Les difficultés de rattacher l'amélioration des conditions socio-économiques des communautés agricoles à une vision globale du droit au développement nous amène à le situer par rapport au droit à l'Environnement. Ce droit de 3éme génération, se présente également comme un droit de solidarité tantôt parfaitement intégrée à une approche de développement, tantôt invoqué à son encontre. C'est pourquoi l'analyse du concept des « droits agriculteurs » nécessite en premier lieu une recherche sur les rapports entre Environnement-Développement dans le cadre d'un droit de l'homme au développement.

Par ailleurs, une approche qui tente de rapprocher le Droit International Général et le Droit de l'Environnement vise à repenser les droits des communautés sur les ressources naturelles dans le cadre d'une vision patrimoniale à travers le concept « droits de l'humanité »618(*).

A la lumière de ces divergences des visions portant sur les rapports environnement développement, on peut tenter de situer le concept « droits des agriculteurs » dans le cadre de l'analyse du droit au développement dans le sens du droit de l'homme (A), les difficultés de rattachement du « concept des droits des agriculteurs à une telle approche nous amène à le repenser dans le cadre de cette nouvelle vision axée sur « les droits de l'humanité » (B).

A- les droits des agriculteurs à la lumière des droits de l'homme619(*):

Au même titre que la régulation des échanges, l'utilisation des espaces d'usage international et la gestion des ressources de l'humanité, la promotion du développement est considérée comme un domaine et une finalité du Droit International620(*).

Contrairement à ceux qui pensent que « la question de la biodiversité a été diluée dans les problèmes de pauvreté à Johannesburg »621(*), la montée en puissance de cette question cruciale dans les résultats du sommet sur le développement durable622(*) a renouvelé l'intérêt accordé à la promotion des pauvres en milieu rural, le plan d'action recommande aux Etats la promotion des économies rurales : « Mettre en place des infrastructures de base, de diversifier l'économie et d'améliorer l'accès aux marchés et de crédits des pauvres en milieu rural afin de favoriser l'agriculture et le développement rural durable »623(*).

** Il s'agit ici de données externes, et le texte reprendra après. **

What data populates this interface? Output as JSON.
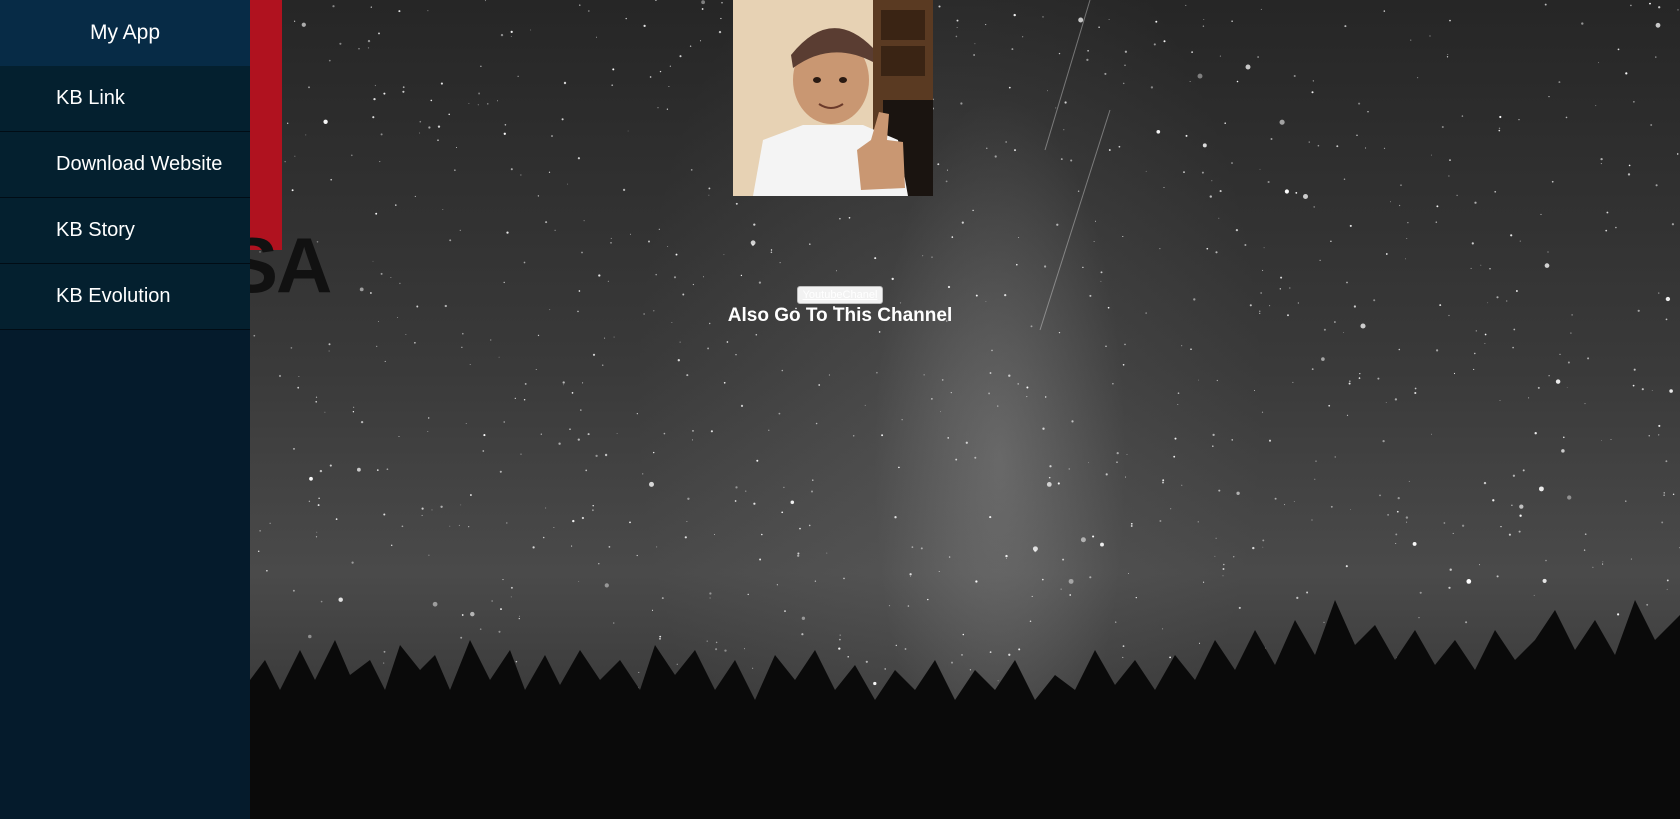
{
  "sidebar": {
    "title": "My App",
    "items": [
      {
        "label": "KB Link"
      },
      {
        "label": "Download Website"
      },
      {
        "label": "KB Story"
      },
      {
        "label": "KB Evolution"
      }
    ]
  },
  "banner": {
    "text": "SA",
    "color": "#b0121f"
  },
  "main": {
    "channel_button_label": "YoutubeChanel",
    "channel_text": "Also Go To This Channel"
  },
  "colors": {
    "sidebar_bg": "#051b2c",
    "sidebar_header_bg": "#072b46"
  }
}
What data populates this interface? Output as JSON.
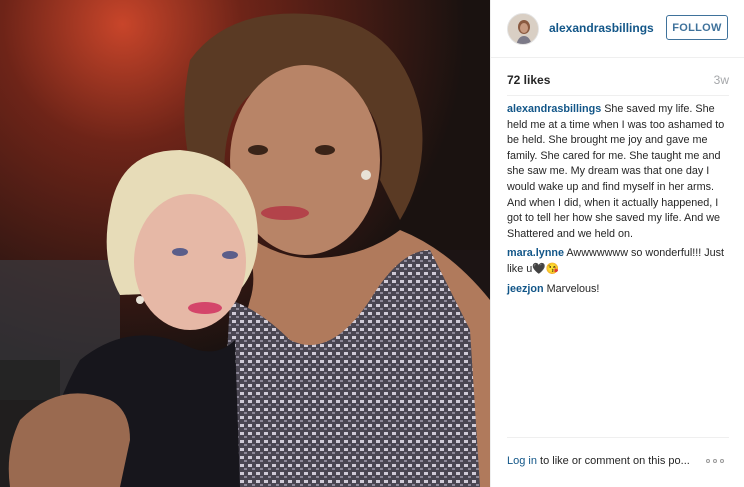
{
  "post": {
    "username": "alexandrasbillings",
    "follow_label": "FOLLOW",
    "likes": "72 likes",
    "age": "3w"
  },
  "comments": [
    {
      "user": "alexandrasbillings",
      "text": "She saved my life. She held me at a time when I was too ashamed to be held. She brought me joy and gave me family. She cared for me. She taught me and she saw me. My dream was that one day I would wake up and find myself in her arms. And when I did, when it actually happened, I got to tell her how she saved my life. And we Shattered and we held on."
    },
    {
      "user": "mara.lynne",
      "text": "Awwwwwww so wonderful!!! Just like u🖤😘"
    },
    {
      "user": "jeezjon",
      "text": "Marvelous!"
    }
  ],
  "footer": {
    "login_label": "Log in",
    "rest": " to like or comment on this po..."
  },
  "icons": {
    "more": "more-options-icon"
  }
}
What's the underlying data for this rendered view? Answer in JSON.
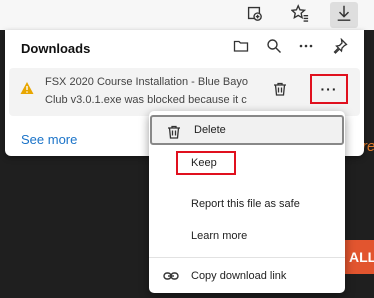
{
  "toolbar": {
    "icons": [
      "extensions-icon",
      "favorites-icon",
      "downloads-icon"
    ]
  },
  "background": {
    "italic_fragment": "re",
    "bar_fragment": "ALL",
    "accent_orange": "#e07a2c",
    "accent_red": "#e2552f"
  },
  "downloads": {
    "title": "Downloads",
    "header_icons": [
      "folder-icon",
      "search-icon",
      "more-icon",
      "pin-icon"
    ],
    "item": {
      "line1": "FSX 2020 Course Installation - Blue Bayo",
      "line2": "Club v3.0.1.exe was blocked because it c",
      "more_label": "···"
    },
    "see_more": "See more",
    "link_color": "#1a73c8"
  },
  "menu": {
    "delete": "Delete",
    "keep": "Keep",
    "report": "Report this file as safe",
    "learn": "Learn more",
    "copy": "Copy download link"
  },
  "highlight_color": "#e0101e"
}
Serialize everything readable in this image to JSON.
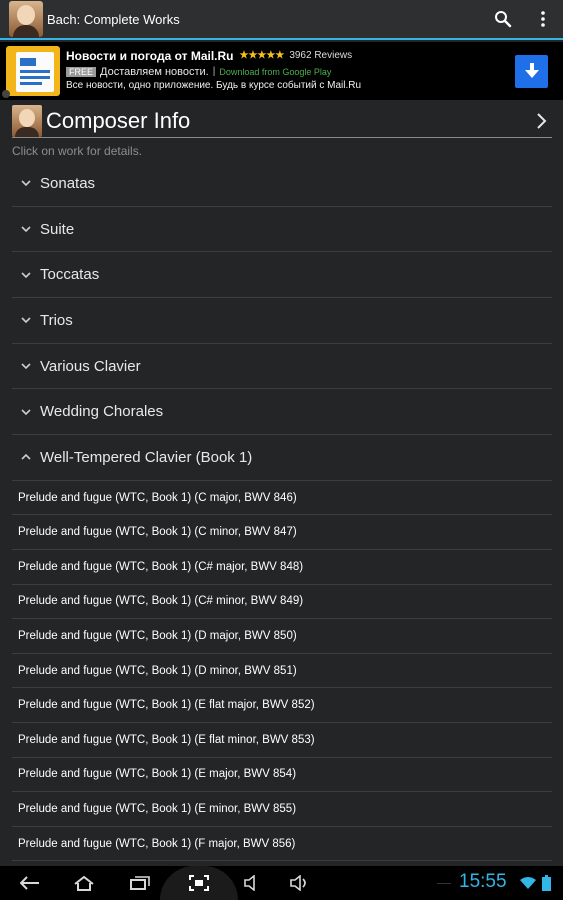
{
  "app": {
    "title": "Bach: Complete Works"
  },
  "ad": {
    "title": "Новости и погода от Mail.Ru",
    "stars": "★★★★★",
    "reviews": "3962 Reviews",
    "free": "FREE",
    "tagline": "Доставляем новости.",
    "separator": "|",
    "store": "Download from Google Play",
    "description": "Все новости, одно приложение. Будь в курсе событий с Mail.Ru"
  },
  "composer": {
    "title": "Composer Info",
    "hint": "Click on work for details."
  },
  "categories": [
    {
      "label": "Sonatas"
    },
    {
      "label": "Suite"
    },
    {
      "label": "Toccatas"
    },
    {
      "label": "Trios"
    },
    {
      "label": "Various Clavier"
    },
    {
      "label": "Wedding Chorales"
    },
    {
      "label": "Well-Tempered Clavier (Book 1)"
    }
  ],
  "works": [
    "Prelude and fugue (WTC, Book 1) (C major, BWV 846)",
    "Prelude and fugue (WTC, Book 1) (C minor, BWV 847)",
    "Prelude and fugue (WTC, Book 1) (C# major, BWV 848)",
    "Prelude and fugue (WTC, Book 1) (C# minor, BWV 849)",
    "Prelude and fugue (WTC, Book 1) (D major, BWV 850)",
    "Prelude and fugue (WTC, Book 1) (D minor, BWV 851)",
    "Prelude and fugue (WTC, Book 1) (E flat major, BWV 852)",
    "Prelude and fugue (WTC, Book 1) (E flat minor, BWV 853)",
    "Prelude and fugue (WTC, Book 1) (E major, BWV 854)",
    "Prelude and fugue (WTC, Book 1) (E minor, BWV 855)",
    "Prelude and fugue (WTC, Book 1) (F major, BWV 856)"
  ],
  "status": {
    "time": "15:55"
  },
  "colors": {
    "accent": "#33b5e5",
    "download": "#1e6fe8",
    "stars": "#f4c21b"
  }
}
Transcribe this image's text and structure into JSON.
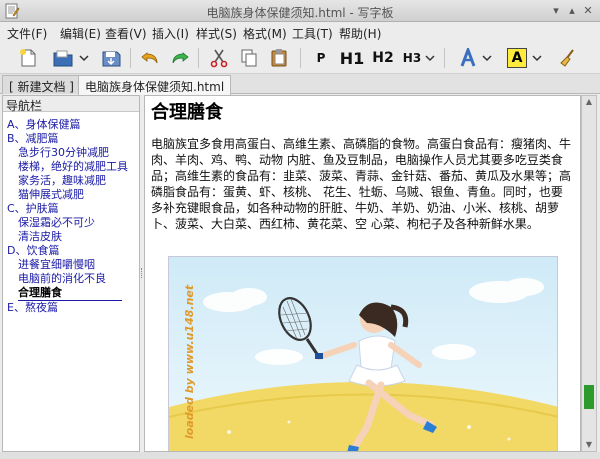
{
  "window": {
    "title": "电脑族身体保健须知.html - 写字板"
  },
  "menu": {
    "items": [
      "文件(F)",
      "编辑(E)",
      "查看(V)",
      "插入(I)",
      "样式(S)",
      "格式(M)",
      "工具(T)",
      "帮助(H)"
    ]
  },
  "toolbar": {
    "paragraph": "P",
    "h1": "H1",
    "h2": "H2",
    "h3": "H3",
    "highlight": "A",
    "colors": {
      "accent_green": "#2e9a2e",
      "highlight_yellow": "#ffeb3b",
      "link_blue": "#1a1aa6"
    }
  },
  "tabs": [
    {
      "label": "[ 新建文档 ] 1"
    },
    {
      "label": "电脑族身体保健须知.html"
    }
  ],
  "nav": {
    "title": "导航栏",
    "items": [
      "A、身体保健篇",
      "B、减肥篇",
      "急步行30分钟减肥",
      "楼梯，绝好的减肥工具",
      "家务活，趣味减肥",
      "猫伸展式减肥",
      "C、护肤篇",
      "保湿霜必不可少",
      "清洁皮肤",
      "D、饮食篇",
      "进餐宜细嚼慢咽",
      "电脑前的消化不良",
      "合理膳食",
      "E、熬夜篇"
    ],
    "current": "合理膳食"
  },
  "document": {
    "heading": "合理膳食",
    "paragraph": "电脑族宜多食用高蛋白、高维生素、高磷脂的食物。高蛋白食品有：瘦猪肉、牛肉、羊肉、鸡、鸭、动物 内脏、鱼及豆制品，电脑操作人员尤其要多吃豆类食品；高维生素的食品有：韭菜、菠菜、青蒜、金针菇、番茄、黄瓜及水果等；高磷脂食品有：蛋黄、虾、核桃、 花生、牡蛎、乌贼、银鱼、青鱼。同时，也要多补充键眼食品，如各种动物的肝脏、牛奶、羊奶、奶油、小米、核桃、胡萝卜、菠菜、大白菜、西红柿、黄花菜、空 心菜、枸杞子及各种新鲜水果。",
    "watermark": "loaded by www.u148.net"
  }
}
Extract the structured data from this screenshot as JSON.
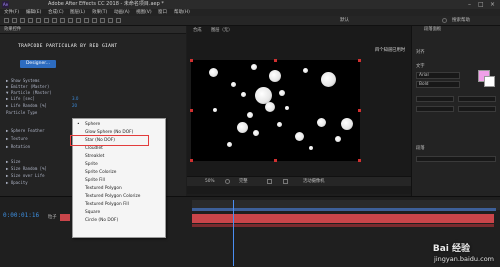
{
  "window": {
    "title": "Adobe After Effects CC 2018 - 未命名项目.aep *",
    "app_icon": "Ae"
  },
  "menu": [
    "文件(F)",
    "编辑(E)",
    "合成(C)",
    "图层(L)",
    "效果(T)",
    "动画(A)",
    "视图(V)",
    "窗口",
    "帮助(H)"
  ],
  "toolbar": {
    "workspace_label": "默认",
    "search_label": "搜索帮助"
  },
  "effects_panel": {
    "header": "效果控件",
    "plugin_name": "TRAPCODE PARTICULAR BY RED GIANT",
    "designer_button": "Designer...",
    "properties": [
      "▶ Show Systems",
      "▶ Emitter (Master)",
      "▼ Particle (Master)",
      "    ▶ Life [sec]",
      "    ▶ Life Random [%]",
      "      Particle Type"
    ],
    "values": [
      "3.0",
      "20"
    ],
    "more_properties": [
      "▶ Sphere Feather",
      "▶ Texture",
      "▶ Rotation",
      "▶ Size",
      "▶ Size Random [%]",
      "▶ Size over Life",
      "▶ Opacity"
    ]
  },
  "particle_type_dropdown": {
    "selected": "Sphere",
    "options": [
      "Sphere",
      "Glow Sphere (No DOF)",
      "Star (No DOF)",
      "Cloudlet",
      "Streaklet",
      "Sprite",
      "Sprite Colorize",
      "Sprite Fill",
      "Textured Polygon",
      "Textured Polygon Colorize",
      "Textured Polygon Fill",
      "Square",
      "Circle (No DOF)"
    ],
    "highlighted": "Star (No DOF)"
  },
  "composition": {
    "header": "合成",
    "tab_label": "图层（无）",
    "overlay_text": "四个知道已用时",
    "viewer_zoom": "50%",
    "viewer_quality": "完整",
    "camera": "活动摄像机"
  },
  "right_panel": {
    "info_label": "段落面板",
    "align_label": "对齐",
    "text_label": "文字",
    "font_value": "Arial",
    "style_value": "Bold",
    "paragraph_label": "段落"
  },
  "timeline": {
    "timecode": "0:00:01:16",
    "layer_name": "粒子",
    "mode": "正常"
  },
  "watermark": {
    "brand": "Bai 经验",
    "url": "jingyan.baidu.com"
  },
  "colors": {
    "accent_blue": "#2d6cc0",
    "layer_red": "#c9454a",
    "highlight_box": "#e23c3c",
    "timecode_blue": "#3d8fe0",
    "swatch_pink": "#f0a0e8"
  }
}
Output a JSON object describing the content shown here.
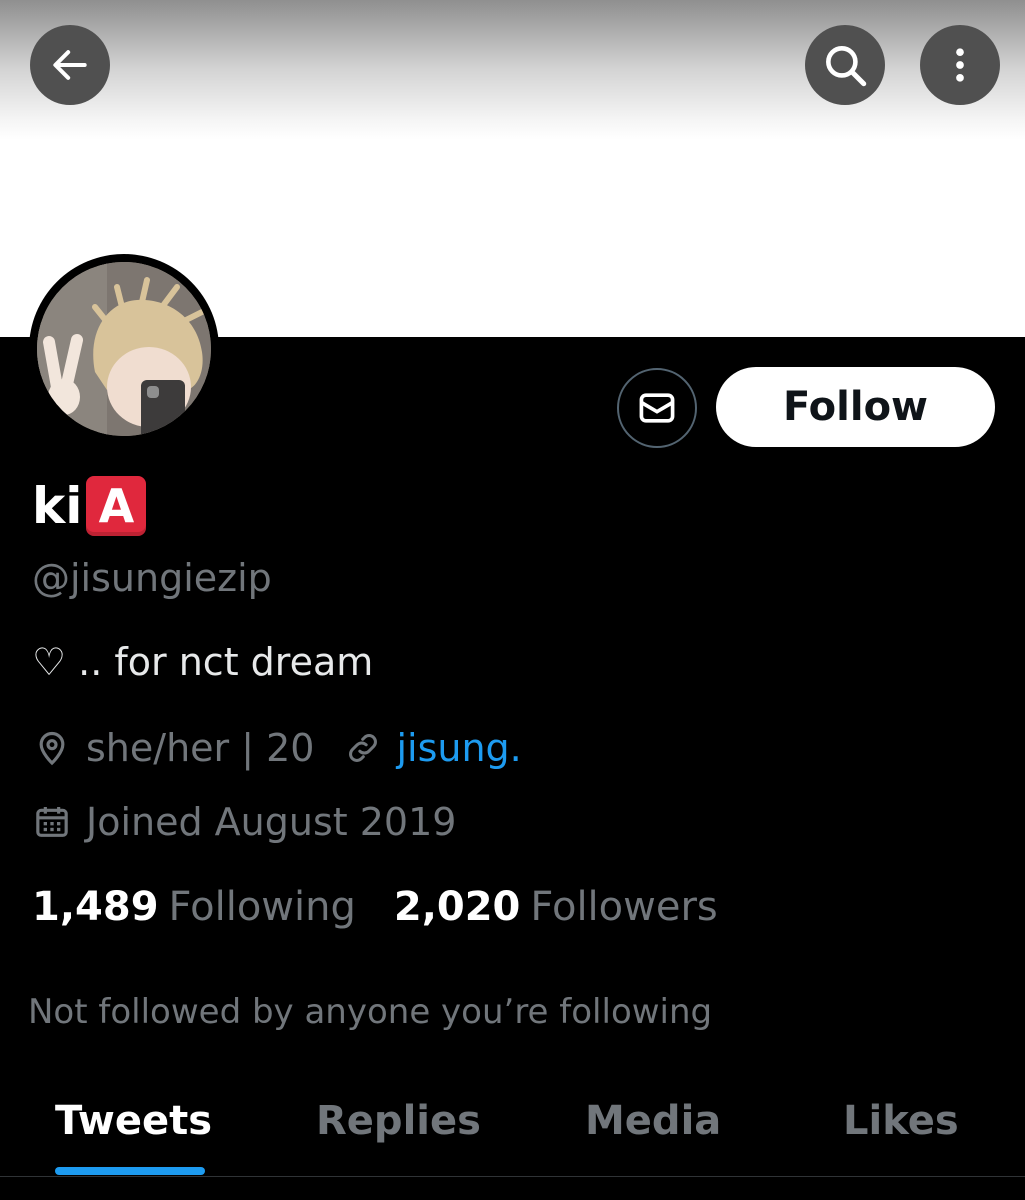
{
  "profile": {
    "display_name": "ki",
    "name_emoji": "A",
    "handle": "@jisungiezip",
    "bio": "♡ .. for nct dream",
    "location": "she/her | 20",
    "website": "jisung.",
    "joined": "Joined August 2019"
  },
  "stats": {
    "following_count": "1,489",
    "following_label": "Following",
    "followers_count": "2,020",
    "followers_label": "Followers"
  },
  "actions": {
    "follow_label": "Follow"
  },
  "not_followed_text": "Not followed by anyone you’re following",
  "tabs": [
    {
      "label": "Tweets"
    },
    {
      "label": "Replies"
    },
    {
      "label": "Media"
    },
    {
      "label": "Likes"
    }
  ],
  "colors": {
    "accent": "#1d9bf0",
    "emoji_red": "#e0283d",
    "muted_text": "#71767b"
  }
}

Il est également intéressant de souligner la recommandation faite aux pays participants à cette conférence « de concevoir des politiques et des moyens pour améliorer l'accès des populations autochtones et de leurs collectivités aux activités économiques, de leur assurer d'avantages de possibilité d'emploi en appliquant, selon les besoins, des mesures telles que la formation, l'assistance technique et le crédit, compte tenu du fait de leur dépendance traditionnelle et directe à l'égard des ressources renouvelables et des éco-systèmes, notamment les formes écologiquement rationnelle de récolte, demeure essentiel pour leur bien être culturel, économique et physique »624(*).

En effet, si l'élimination de la pauvreté appelle à la mobilisation de la communauté internationale625(*) « la promotion Etatique des pauvres fait du problème international un problème social posé internationalement : Le grand mouvement qui, depuis des décennies, pousse les peuples à l'égalité des conditions par la correction des disparités originelles, quelles soient imputable à l'arbitraire de l'homme ou même au hasard de la nature, entretient la permanence d'une revendication généralisée des Etats en développement »626(*).

Peut-on penser dés lors à la nécessité d'instaurer un droit au développement au profit des communautés agricoles et/ou autochtones ?

La réponse n'est pas aisée vue les incertitudes qui entourent déjà la notion de droit au développement627(*) et la distinction entre les titulaires et les bénéficiaires potentiels de ce droit : Etats, peuples, communautés agricoles, populations locales et autochtones.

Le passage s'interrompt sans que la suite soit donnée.